La mère, Arka, est franchement perturbée. Elle a été abusée sexuellement jusqu'à son départ du domicile parental. Arka est une mère chaotique, névrosée, visiblement très perturbée. Elle se désintéresse des enfants en général et de
Betty en particulier.
Betty qui va grandir aidée par ses soeurs ainées , ses frères, mais surtout par ce père tellement solaire pour elle. L'église pour cette famille, c'est la Nature et ceci grâce au père.
La fratrie à l'origine était composée de 4 garçons et 4 filles dont
Betty qui est l'avant dernier enfant, la plus jeune des filles. Elle vit des choses très anormales au sein de sa famille et pour évacuer tous ces non-dits, ces traumas à répétition, pour échapper à cette histoire familiale malsaine, elle va écrire sur des feuilles et les enterrer au pied d'un arbre: c'est toute sa résilience face aux problèmes qu'elle ne comprend pas en profondeur. Toute la fratrie de
Betty est particulière : l'ainé, Leland qui a un comportement aberrant, Fraya qui souffre en silence depuis des années, Flossie qui rêve de devenir une star, Trustin doué pour la peinture qui aura une fin dramatique, et Lint le petit dernier, un enfant autiste.
C'est un livre qui arrive en pleine mouvance du MeToo, et l'auteure a dit que ce mouvement a probablement permis l'éclosion d'un roman comme
Betty, un livre dans la lignée d'une dénonciation de faits graves, aberrants et qui, dans une prose souvent lyrique, va nous raconter des atrocités; et ce livre va nous servir un portrait générationnel aux relents de racisme, de pauvreté et d'abus sexuels au sein d'une famille.
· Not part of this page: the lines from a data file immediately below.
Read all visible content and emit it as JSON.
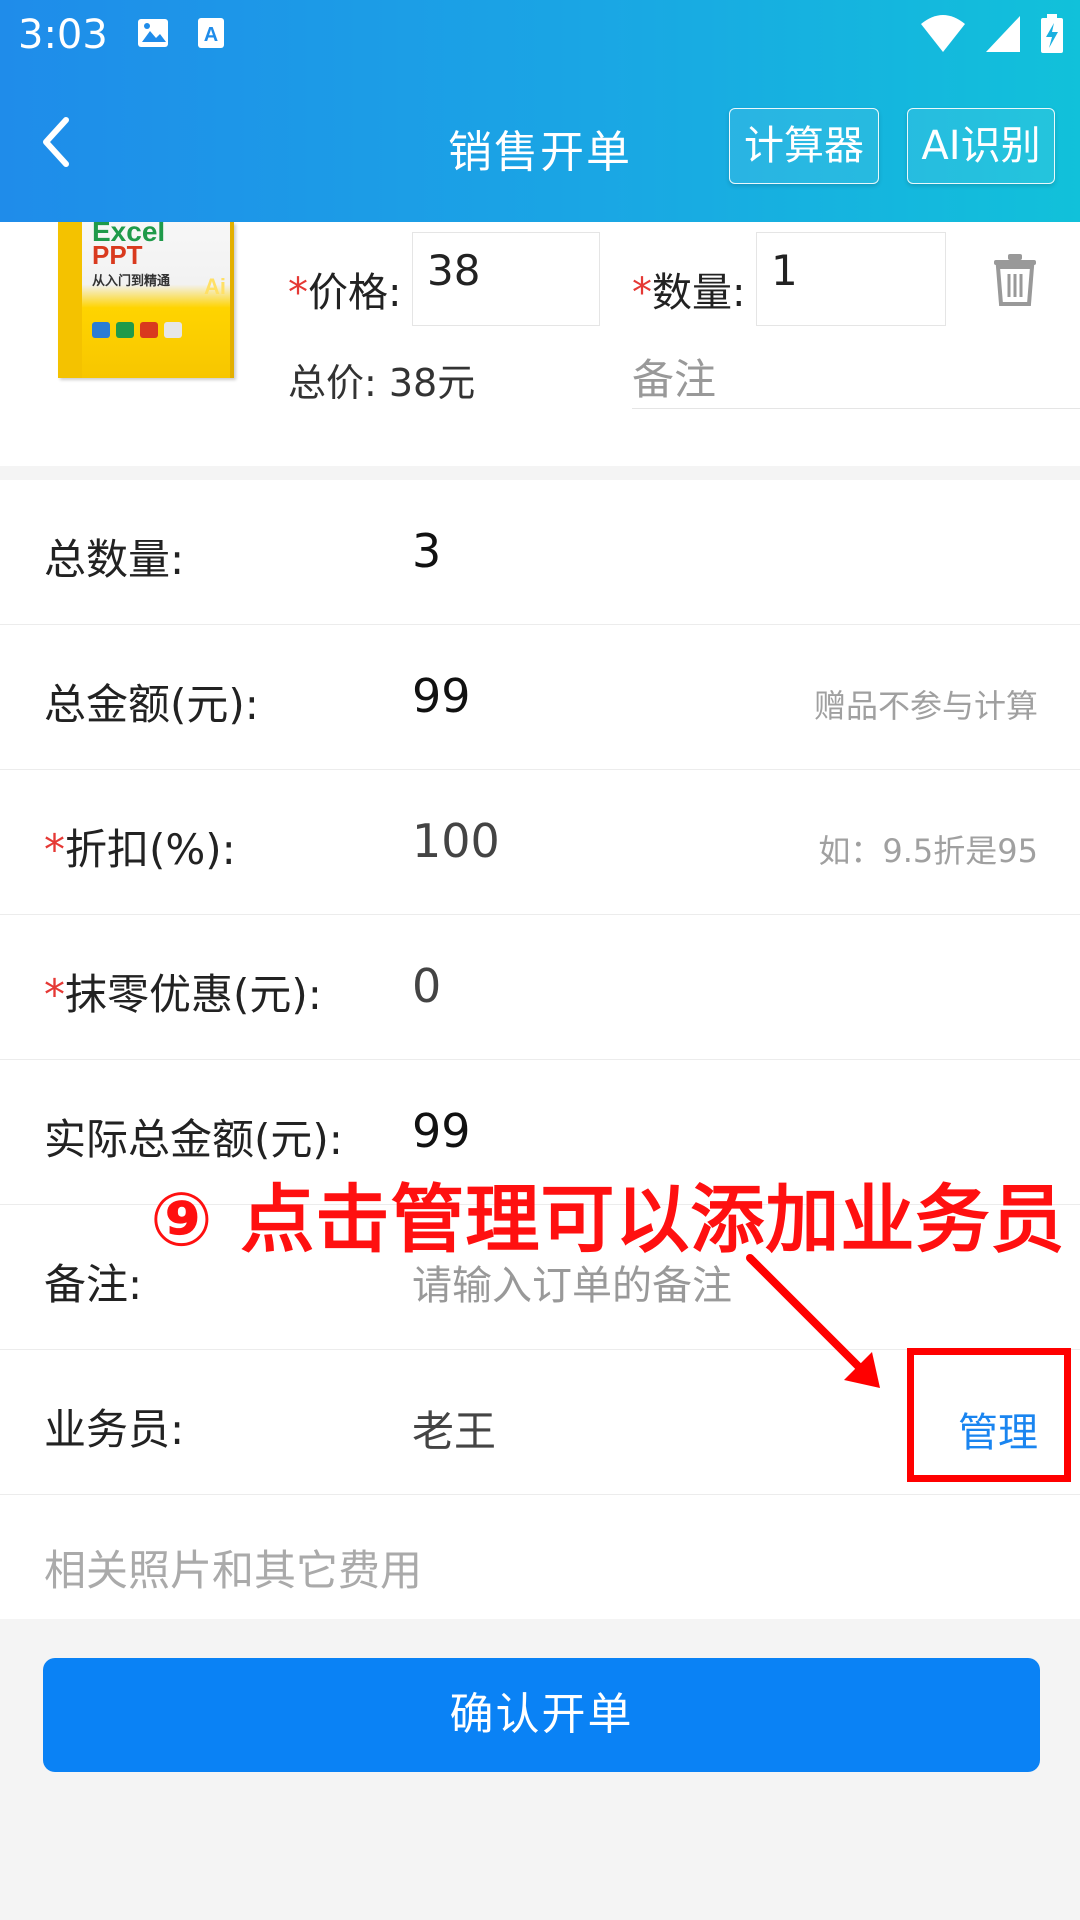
{
  "status_bar": {
    "time": "3:03",
    "left_icons": [
      "image-icon",
      "app-a-icon"
    ],
    "right_icons": [
      "wifi-icon",
      "signal-icon",
      "battery-charging-icon"
    ]
  },
  "nav": {
    "title": "销售开单",
    "calculator_label": "计算器",
    "ai_label": "AI识别",
    "back_icon": "back-arrow-icon"
  },
  "product": {
    "cover_lines": [
      "Excel",
      "PPT",
      "从入门到精通"
    ],
    "cover_mark": "Ai",
    "price_label": "价格:",
    "price_value": "38",
    "qty_label": "数量:",
    "qty_value": "1",
    "total_price": "总价: 38元",
    "note_placeholder": "备注",
    "delete_icon": "trash-icon"
  },
  "form": {
    "total_qty_label": "总数量:",
    "total_qty_value": "3",
    "total_amount_label": "总金额(元):",
    "total_amount_value": "99",
    "total_amount_hint": "赠品不参与计算",
    "discount_label": "折扣(%):",
    "discount_value": "100",
    "discount_hint": "如：9.5折是95",
    "rounding_label": "抹零优惠(元):",
    "rounding_value": "0",
    "actual_total_label": "实际总金额(元):",
    "actual_total_value": "99",
    "remark_label": "备注:",
    "remark_placeholder": "请输入订单的备注",
    "salesperson_label": "业务员:",
    "salesperson_value": "老王",
    "manage_label": "管理",
    "photos_label": "相关照片和其它费用"
  },
  "submit_label": "确认开单",
  "annotation": {
    "text": "⑨ 点击管理可以添加业务员",
    "color": "#ff0000"
  },
  "colors": {
    "header_start": "#1f8cea",
    "header_end": "#11c1da",
    "primary": "#0a82f5",
    "required": "#e53935",
    "link": "#1a85f0"
  }
}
La violence dans ce roman est contre-balancée par la figure de ce père solaire qui sait communiquer avec le cosmos, mais qui vit enfermé dans une bulle et ne voit pas les souffrances de sa femme (souffrances de niveau psychiatrique), ni celles de sa fille ainée. L'intense communion entre ce père et
Betty ne permet pas au père de « sentir » le mal-être de
Betty, cette petite fille qui va écrire sur ces horreurs mais qui gardera le silence devant ce qu'elle a vu. L'axe du livre est le rapport fort de
Betty avec son père.
Une lecture difficile mais nécessaire, une lecture dérangeante.
Je pense que ce livre ne deviendra pas un futur « classique » comme cela a été prôné, à cause du sujet traité ; et ce qui m'a interpellé dans cette histoire, c'est l'attitude du père qui est si connecté à la Nature et si aveugle sur les siens.